Observação dependente das condições atmosféricas.

 
 
  EFEMÉRIDES:  
 

Dia 27/05: 147º dia do  calendário gregoriano.
História: 
Em 1999, lançamento da missão STS-96 do vaivém Discovery.
Observações: Ainda não é Verão, mas o Grande Triângulo já espreita no céu a Este. O seu canto superior é Vega, a estrela mais brilhante do céu a Este-Nordeste durante a noite. Deneb é a estrela brilhante para a esquerda e para baixo de Vega. Para a direita, temos Altair, da constelação de Águia.

Dia 28/05: 148º dia do calendário gregoriano.
História: Em 1959, lançamento dos dois macacos Able & Baker. Os humanos não sabiam se podiam viver no espaço, nem mesmo num ambiente protegido. Passaram 16 minutos a viajar a uma altitude de 580 km. Able morreu uns dias depois devido a complicações numa operação com o objectivo de retirar dispositivos electrónicos implantados. Baker viveu até aos 27 anos. A sua aventura cimentou o caminho do envio de humanos ao espaço.
Em 1971 era lançada a Mars 3 (USSR). A 2 de Dezembro do mesmo ano, alcançou Marte mas o lander enviou apenas 20 segundos de dados.
Em 1998, o asteróide 1998 KY26 era descoberto por Tom Gehrels. Usando observações por radar, a velocidade de rotação deste asteróide foi estimada em 10.7 minutos!

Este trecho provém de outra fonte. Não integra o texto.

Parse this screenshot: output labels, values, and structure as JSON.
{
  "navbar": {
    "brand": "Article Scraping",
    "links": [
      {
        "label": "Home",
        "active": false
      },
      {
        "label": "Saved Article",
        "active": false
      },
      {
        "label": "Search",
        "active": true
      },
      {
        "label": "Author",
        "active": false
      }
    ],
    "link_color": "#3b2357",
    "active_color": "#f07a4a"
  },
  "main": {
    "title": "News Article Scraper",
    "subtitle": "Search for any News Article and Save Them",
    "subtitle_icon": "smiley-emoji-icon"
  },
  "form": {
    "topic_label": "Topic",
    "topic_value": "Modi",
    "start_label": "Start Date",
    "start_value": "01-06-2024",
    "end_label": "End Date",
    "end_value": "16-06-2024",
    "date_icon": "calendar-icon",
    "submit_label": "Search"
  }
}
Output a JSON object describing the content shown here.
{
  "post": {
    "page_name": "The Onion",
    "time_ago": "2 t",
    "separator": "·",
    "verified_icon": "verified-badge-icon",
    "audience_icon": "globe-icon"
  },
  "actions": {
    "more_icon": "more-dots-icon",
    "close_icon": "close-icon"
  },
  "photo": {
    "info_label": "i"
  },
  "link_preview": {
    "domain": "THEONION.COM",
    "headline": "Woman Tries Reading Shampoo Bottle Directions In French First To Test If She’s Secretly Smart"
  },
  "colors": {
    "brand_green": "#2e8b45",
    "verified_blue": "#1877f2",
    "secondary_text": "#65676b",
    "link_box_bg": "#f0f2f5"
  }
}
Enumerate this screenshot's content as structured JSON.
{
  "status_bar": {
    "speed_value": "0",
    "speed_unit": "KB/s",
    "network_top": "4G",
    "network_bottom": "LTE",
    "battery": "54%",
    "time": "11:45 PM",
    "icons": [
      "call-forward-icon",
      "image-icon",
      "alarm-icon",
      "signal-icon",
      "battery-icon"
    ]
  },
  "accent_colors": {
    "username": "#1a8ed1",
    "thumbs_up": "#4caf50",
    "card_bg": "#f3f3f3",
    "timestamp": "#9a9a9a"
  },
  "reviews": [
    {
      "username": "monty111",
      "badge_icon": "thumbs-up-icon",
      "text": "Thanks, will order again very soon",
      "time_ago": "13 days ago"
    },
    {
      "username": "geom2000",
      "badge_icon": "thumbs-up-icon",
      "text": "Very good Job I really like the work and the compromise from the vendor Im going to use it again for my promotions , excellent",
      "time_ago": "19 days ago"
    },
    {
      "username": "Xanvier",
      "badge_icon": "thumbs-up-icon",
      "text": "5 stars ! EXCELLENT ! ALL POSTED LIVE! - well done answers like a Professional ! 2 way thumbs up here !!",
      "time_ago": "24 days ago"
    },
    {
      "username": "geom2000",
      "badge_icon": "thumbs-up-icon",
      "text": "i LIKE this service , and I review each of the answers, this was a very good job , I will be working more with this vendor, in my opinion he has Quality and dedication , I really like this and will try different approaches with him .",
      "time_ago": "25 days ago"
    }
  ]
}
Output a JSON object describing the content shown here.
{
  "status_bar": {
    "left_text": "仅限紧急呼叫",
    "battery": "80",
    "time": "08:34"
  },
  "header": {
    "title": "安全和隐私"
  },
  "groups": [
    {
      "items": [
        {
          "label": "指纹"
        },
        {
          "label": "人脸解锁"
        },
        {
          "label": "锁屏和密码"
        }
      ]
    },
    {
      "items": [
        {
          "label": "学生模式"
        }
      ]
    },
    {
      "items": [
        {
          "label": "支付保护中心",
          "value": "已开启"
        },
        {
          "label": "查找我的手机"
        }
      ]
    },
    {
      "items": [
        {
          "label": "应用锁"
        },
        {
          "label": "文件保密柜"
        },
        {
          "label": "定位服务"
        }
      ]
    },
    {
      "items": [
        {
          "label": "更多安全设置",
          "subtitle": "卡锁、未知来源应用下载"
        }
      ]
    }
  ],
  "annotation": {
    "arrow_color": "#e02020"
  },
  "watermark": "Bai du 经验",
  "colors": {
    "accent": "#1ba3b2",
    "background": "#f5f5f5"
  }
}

É o objecto com a maior velocidade de rotação até agora conhecido. Também devido à sua órbita, é um dos mais acessíveis asteróides no que toca a enviar uma sonda para o explorar.
Observações: Aproveite o princípio da noite para observar Júpiter com um telescópio. Verá uma espécie ponto negro na sua atmosfera. Esta é a sombra de Io, um dos satélites galileanos.

Dia 29/05: 149º dia do  calendário gregoriano.
História: Em 1919, um eclipse solar total foi observado por dois diferentes grupos de astrónomos tentando confirmar a Teoria da Relatividade Geral de Einstein, medindo se o Sol distorcia as posições aparentes das estrelas das Híades.
Em 1974 era lançada a Luna 22 (USSR).

Dia 30/05: 150º dia do  calendário gregoriano.
História: Em 1966, lançamento da Surveyor 1, a primeira sonda sonda americana a aterrar em segurança na Lua.
Em 1971 era lançada a Mariner 9. A 13 de Novembro alcança a órbita de Marte. Envia 6,900 imagens.
Observações: Lua em Quarto Minguante, por volta das 12: 47.

 
 
  CURIOSIDADES:  
 
Última actualização do número de planetas extrasolares já descobertos: 136 sistemas planetários, 155 planetas, 14 sistemas de planetas múltiplos.